Deficiency in recapitulation of stage-specific embryonic gene transcription in two-cell stage cloned mouse embryos.

One possible explanation to account for the ability to clone animals by somatic cell nuclear transfer is that the donor genome is reprogrammed by the oocyte to recapitulate a normal embryonic pattern of gene expression. Mouse embryos display transient transcriptional induction of a group of genes (TIGs) at the mid two-cell stage, the first major transcriptional output of the embryonic genome, uniquely suited for evaluating whether the oocyte directs correct and efficient recapitulation of an embryo stage-specific gene expression program before any in vitro selection occurs. We analyzed the expression of eight TIGs in two-cell stage clones prepared with cumulus cell nuclei. One failed to be transcribed, and seven others were transcribed, but supported significantly reduced mRNA expression. The reduction ranged from 1.6- to 17-fold at the mid two-cell stage, and 1.5- to 13-fold for the late two-cell stage.

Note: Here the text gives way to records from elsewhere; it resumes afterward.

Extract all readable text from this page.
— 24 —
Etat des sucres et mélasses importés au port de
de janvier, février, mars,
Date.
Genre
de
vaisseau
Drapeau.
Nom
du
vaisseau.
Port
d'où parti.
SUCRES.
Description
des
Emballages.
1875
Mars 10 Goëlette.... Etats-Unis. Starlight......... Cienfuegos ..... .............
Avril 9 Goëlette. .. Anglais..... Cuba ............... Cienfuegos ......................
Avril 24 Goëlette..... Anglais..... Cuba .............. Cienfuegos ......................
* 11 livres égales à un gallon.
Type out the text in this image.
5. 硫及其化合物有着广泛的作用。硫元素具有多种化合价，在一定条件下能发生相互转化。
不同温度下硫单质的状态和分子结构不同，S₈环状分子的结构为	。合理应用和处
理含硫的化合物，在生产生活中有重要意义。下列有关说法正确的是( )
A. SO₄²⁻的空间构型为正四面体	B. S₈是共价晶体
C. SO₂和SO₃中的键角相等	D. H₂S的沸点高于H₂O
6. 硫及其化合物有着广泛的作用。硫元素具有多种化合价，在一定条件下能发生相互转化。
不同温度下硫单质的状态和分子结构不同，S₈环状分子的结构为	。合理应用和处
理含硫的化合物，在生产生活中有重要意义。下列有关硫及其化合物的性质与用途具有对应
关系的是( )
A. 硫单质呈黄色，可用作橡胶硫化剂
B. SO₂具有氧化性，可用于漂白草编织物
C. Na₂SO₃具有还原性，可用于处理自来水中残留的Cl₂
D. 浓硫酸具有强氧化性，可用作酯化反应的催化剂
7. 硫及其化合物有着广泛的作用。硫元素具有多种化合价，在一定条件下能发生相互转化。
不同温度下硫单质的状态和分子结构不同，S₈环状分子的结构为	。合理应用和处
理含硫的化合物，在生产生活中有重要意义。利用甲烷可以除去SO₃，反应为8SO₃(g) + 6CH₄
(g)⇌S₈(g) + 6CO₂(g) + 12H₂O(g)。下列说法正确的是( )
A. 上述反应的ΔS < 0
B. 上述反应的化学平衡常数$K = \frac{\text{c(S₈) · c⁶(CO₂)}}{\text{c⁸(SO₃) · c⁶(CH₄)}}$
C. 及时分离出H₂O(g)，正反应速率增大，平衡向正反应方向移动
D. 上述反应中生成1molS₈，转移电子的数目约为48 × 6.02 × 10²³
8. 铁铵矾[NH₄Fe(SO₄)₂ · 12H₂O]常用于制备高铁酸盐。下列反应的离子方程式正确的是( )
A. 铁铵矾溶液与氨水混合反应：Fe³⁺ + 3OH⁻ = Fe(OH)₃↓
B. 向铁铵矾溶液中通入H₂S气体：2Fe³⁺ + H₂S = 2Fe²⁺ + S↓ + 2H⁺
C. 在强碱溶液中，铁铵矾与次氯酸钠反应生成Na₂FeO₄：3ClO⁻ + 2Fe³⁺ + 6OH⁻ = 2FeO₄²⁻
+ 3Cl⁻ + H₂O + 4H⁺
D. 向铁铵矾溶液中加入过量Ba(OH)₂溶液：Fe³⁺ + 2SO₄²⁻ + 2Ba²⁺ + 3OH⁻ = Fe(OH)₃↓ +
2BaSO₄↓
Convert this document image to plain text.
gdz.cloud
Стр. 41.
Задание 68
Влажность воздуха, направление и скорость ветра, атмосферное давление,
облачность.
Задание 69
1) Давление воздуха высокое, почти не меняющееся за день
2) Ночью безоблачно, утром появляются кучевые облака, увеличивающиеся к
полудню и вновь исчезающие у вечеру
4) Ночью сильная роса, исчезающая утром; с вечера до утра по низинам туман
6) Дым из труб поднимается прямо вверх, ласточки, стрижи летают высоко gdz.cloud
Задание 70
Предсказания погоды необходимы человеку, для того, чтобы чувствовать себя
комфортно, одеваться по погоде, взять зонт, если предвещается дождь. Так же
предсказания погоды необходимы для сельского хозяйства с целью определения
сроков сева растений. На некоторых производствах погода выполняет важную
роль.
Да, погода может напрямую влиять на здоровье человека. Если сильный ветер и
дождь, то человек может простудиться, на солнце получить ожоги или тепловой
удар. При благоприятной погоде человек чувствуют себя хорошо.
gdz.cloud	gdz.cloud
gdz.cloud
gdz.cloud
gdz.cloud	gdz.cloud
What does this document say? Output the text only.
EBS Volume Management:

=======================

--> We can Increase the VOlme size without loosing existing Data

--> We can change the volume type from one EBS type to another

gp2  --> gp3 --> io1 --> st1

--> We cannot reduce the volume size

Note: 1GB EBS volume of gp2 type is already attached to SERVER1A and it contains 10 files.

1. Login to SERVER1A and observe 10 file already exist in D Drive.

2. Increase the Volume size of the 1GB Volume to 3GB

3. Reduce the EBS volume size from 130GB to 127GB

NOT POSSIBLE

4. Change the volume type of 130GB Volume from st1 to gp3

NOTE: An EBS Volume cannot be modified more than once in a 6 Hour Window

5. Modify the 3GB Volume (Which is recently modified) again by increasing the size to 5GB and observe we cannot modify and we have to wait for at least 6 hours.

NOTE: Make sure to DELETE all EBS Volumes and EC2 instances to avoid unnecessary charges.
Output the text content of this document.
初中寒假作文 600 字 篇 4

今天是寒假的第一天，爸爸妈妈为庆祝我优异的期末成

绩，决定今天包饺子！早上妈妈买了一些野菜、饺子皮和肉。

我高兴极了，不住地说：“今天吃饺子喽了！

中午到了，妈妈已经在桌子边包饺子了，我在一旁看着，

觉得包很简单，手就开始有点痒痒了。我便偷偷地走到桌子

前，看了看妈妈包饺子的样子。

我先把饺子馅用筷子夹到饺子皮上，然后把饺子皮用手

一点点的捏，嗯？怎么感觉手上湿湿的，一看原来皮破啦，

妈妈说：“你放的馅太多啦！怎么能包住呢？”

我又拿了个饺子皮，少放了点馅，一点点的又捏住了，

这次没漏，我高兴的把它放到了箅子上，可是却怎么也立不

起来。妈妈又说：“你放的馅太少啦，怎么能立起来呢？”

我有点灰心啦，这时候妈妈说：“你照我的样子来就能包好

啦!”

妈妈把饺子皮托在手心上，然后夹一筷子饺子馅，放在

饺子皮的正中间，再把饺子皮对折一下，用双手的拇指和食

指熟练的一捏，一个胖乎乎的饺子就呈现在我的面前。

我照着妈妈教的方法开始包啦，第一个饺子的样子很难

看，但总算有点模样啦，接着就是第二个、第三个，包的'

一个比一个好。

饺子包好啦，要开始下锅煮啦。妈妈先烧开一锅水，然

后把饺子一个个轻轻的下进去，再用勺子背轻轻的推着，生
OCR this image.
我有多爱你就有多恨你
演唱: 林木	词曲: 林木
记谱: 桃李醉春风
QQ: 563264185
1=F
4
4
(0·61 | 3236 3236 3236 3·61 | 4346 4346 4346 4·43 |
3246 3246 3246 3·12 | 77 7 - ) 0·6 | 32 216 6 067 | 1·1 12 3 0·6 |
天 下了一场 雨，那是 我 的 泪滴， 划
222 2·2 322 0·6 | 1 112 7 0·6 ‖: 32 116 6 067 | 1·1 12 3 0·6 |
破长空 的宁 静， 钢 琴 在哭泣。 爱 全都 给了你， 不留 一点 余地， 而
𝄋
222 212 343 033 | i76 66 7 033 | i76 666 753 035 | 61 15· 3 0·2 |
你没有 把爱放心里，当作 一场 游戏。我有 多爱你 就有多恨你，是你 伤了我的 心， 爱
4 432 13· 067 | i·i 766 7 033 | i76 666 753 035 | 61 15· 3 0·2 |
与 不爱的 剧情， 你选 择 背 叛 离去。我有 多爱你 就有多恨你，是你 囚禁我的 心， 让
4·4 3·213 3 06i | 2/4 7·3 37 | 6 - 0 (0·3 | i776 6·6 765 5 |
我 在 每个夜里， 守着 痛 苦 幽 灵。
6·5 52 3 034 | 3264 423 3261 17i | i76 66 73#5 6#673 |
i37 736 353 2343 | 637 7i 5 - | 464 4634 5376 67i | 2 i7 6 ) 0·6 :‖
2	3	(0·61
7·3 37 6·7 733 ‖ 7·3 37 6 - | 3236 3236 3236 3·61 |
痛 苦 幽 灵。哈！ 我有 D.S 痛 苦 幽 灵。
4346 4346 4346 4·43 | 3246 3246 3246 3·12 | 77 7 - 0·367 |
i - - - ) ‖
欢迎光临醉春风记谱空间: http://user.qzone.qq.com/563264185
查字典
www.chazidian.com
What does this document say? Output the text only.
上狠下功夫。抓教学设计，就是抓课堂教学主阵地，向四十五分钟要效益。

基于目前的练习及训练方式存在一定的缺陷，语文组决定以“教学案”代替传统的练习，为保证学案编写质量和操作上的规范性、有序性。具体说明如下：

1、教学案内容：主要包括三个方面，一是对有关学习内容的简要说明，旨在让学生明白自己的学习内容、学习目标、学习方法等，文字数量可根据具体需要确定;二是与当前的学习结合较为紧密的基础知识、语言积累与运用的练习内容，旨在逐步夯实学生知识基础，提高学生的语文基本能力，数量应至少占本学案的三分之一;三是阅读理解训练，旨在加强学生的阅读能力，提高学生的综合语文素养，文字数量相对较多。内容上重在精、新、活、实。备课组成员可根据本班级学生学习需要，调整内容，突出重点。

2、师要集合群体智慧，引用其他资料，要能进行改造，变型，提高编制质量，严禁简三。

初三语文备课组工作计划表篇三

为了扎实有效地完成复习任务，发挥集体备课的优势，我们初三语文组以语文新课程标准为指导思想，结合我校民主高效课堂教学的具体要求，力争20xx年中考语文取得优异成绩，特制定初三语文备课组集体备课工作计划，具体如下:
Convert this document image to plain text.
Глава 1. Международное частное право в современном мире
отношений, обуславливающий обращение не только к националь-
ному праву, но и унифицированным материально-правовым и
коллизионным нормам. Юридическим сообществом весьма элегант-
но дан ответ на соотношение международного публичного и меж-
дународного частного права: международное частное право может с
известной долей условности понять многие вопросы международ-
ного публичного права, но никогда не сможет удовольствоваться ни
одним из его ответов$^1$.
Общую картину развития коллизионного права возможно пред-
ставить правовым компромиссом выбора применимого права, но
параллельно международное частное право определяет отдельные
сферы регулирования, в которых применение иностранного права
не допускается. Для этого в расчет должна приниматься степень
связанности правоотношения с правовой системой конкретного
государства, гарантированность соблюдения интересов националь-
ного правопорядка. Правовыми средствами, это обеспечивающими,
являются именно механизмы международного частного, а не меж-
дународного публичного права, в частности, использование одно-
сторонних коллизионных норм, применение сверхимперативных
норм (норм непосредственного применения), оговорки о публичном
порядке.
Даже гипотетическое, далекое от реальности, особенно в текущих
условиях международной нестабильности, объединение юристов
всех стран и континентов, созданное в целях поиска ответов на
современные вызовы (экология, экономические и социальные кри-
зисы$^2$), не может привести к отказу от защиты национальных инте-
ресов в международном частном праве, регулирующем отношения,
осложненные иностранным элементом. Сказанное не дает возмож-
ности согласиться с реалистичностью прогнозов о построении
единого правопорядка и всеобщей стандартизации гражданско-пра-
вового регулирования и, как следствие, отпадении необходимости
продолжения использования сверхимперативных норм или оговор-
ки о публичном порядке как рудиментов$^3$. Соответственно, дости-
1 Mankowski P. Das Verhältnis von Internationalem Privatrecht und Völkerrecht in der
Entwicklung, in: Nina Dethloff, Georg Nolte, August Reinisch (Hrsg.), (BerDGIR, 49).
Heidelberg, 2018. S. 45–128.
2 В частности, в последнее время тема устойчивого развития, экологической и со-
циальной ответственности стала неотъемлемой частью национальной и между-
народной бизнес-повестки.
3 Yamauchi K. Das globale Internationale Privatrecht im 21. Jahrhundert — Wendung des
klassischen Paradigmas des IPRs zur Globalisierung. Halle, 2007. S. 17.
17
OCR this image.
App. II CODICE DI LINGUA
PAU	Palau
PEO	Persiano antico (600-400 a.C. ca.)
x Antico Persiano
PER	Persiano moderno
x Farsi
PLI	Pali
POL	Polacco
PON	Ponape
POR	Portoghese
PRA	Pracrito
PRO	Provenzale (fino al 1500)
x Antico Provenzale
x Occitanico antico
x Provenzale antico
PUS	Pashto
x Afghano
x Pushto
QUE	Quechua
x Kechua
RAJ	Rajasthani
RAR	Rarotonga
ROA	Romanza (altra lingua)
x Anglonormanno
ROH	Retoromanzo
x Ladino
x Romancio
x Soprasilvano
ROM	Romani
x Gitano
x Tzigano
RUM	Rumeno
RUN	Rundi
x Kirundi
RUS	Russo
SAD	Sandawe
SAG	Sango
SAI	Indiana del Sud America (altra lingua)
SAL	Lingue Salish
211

Five genes were not expressed in the donor cells, and these displayed the most pronounced deficiencies in expression. Two genes were expressed in cumulus cell donors, and supported progressive accumulation of their mRNAs in clones during this period, albeit at reduced rates. One other gene expressed in cumulus cells was not activated in clones. Although a significant proportion of these genes is reactivated in two-cell stage clones, this recapitulation is grossly imperfect, occurs at a substantially reduced level, and even fails entirely to occur for some genes. Thus, the oocyte is incapable of efficiently directing the recapitulation of early embryonic stage-specific gene expression. (c) 2007 Wiley-Liss, Inc.